Uma concebe as melodias, a outra, as palavras. Assim brota a música de Anna Paes e Iara Ferreira. Nessa parceiragem, que rima com camaradagem, elas se deram ao êxtase da criação. Mulheres musicais, camaradas nos vocais, delas nascem canto e ritmo, verso e rimas
Elas que, se as rádios não fossem tão seletivas na mediocridade, certamente ouviriam o locutor, com a voz empostada de FM, anunciar: “Ouviram, de Paes e Ferreira, a música mais tocada da semana…” Perdoe-me a “viagem”, leitor, mas é que às vezes é preciso sonhar com situações tão desvairadas quanto imprescindivelmente necessárias.
Paes e Ferreira, provavelmente, nunca tocarão nas rádios. Talvez, com sorte, toquem naquelas que são a exceção da regra. Sendo assim, a política de excluir um gênero musical em detrimento de outro, eleito draconianamente pelos programadores das rádios, impede que o brasileiro tenha acesso à toda diversidade da música brasileira.
Anna Paes e Iara Ferreira lançaram Miragem de Inaê (Biscoito Fino). Lá estão suas parcerias: em quatro, as duas dividem o canto; em duas, Paes sola; em três, os solos são de Ferreira.
Os versos de Iara, carregados de brasilidade, têm frescor, como os de “Iyá Omo Mesan, Eparrei Iansã”. As melodias e as harmonias de Anne, nitidamente inspiradas em Guinga – bom gosto que, por si só, lhe antecipa crédito – são criativas.
Impressiona como as vozes delas são parecidas. Talvez uma com a voz um pouco mais nasalada do que a outra; talvez o jeito de dividir as frases tenha uma certa parecença.

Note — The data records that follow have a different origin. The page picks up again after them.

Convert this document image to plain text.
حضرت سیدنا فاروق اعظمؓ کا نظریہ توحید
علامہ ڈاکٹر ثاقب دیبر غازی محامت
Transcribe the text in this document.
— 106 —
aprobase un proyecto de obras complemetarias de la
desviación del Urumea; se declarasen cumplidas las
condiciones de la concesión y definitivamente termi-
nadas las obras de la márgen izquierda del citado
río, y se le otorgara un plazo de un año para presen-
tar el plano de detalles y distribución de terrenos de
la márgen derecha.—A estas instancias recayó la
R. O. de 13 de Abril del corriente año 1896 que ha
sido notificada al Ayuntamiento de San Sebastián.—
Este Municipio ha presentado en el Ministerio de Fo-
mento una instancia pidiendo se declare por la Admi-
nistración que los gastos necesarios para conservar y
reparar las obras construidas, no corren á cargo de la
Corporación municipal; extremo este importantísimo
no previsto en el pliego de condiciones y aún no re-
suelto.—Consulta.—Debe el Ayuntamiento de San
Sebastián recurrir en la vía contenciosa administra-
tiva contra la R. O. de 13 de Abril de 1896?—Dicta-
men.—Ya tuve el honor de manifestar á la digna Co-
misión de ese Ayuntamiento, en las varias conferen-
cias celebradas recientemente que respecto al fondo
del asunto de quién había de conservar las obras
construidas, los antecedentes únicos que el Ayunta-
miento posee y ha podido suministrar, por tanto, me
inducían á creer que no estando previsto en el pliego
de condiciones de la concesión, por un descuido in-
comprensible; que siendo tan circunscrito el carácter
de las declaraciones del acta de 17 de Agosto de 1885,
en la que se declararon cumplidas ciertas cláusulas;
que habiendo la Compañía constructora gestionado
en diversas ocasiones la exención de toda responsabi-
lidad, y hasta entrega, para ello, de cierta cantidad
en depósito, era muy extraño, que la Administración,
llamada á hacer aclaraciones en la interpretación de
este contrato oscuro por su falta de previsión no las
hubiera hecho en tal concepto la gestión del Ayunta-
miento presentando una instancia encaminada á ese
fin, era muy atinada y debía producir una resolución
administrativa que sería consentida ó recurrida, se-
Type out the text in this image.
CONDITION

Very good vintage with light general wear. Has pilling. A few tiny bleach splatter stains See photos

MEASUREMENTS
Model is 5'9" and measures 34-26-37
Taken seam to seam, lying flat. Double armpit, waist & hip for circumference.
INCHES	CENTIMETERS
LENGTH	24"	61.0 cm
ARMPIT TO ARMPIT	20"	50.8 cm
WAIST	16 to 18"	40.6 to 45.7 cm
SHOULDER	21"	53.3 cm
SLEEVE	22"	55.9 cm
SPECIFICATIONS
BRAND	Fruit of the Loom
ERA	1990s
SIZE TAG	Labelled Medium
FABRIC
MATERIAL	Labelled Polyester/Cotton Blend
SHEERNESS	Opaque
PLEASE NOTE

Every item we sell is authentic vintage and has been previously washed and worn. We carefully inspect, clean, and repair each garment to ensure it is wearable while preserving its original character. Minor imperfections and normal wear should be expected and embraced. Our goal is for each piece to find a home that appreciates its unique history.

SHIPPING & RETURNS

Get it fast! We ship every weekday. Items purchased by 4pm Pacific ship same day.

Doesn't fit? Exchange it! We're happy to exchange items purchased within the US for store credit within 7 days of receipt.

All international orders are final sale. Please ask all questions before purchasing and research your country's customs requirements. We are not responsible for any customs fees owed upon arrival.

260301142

Mas, de um modo geral, elas são igualmente afinadas, assim como delicados e afetuosos são seus timbres e suas dicções.
Anna Paes e Iara Ferreira
Poderão se tornar boas intérpretes de canções alheias? Bem, para isso, talvez seja prudente elas avaliarem um pouco mais as qualidades vocais que têm. Pois, por mais suaves e agradáveis que sejam suas vozes, numa avaliação mais rigorosa as duas podem ser vistas como vocalmente aquém de algumas cantoras que atualmente estão no mercado.
Entretanto, tudo o que foi dito acima perde sentido se o intuito delas for levar a parceria à frente, limitando-se a gravar apenas o que criarem: aí não há dúvidas, elas já são excelentes intérpretes de suas próprias composições.
O que também chama a atenção é a excelente qualidade dos profissionais envolvidos no processo de criação do álbum, como o cavaquinhista e arranjador Jayme Vignoli (diretor musical do trabalho) e Carlos Fuchs (mixagem e masterização). Bem como os convites feitos ao Quarteto Maogani para tocar o belo “Réquiem Para os Vinte Anos”; a Paula Santoro, para interpretar “Miragem de Inaê”, música com grande extensão melódica que criou dificuldades para a cantora atingir as notas mais agudas e as mais graves; e a Guinga, que arranjou, tocou violão e dividiu o canto com Anne na belíssima “Valsa de Aprendiz”.
Miragem de Inaê é um belo álbum autoral de duas mulheres que se entendem e se fazem ouvir através da música que tão bem compõem.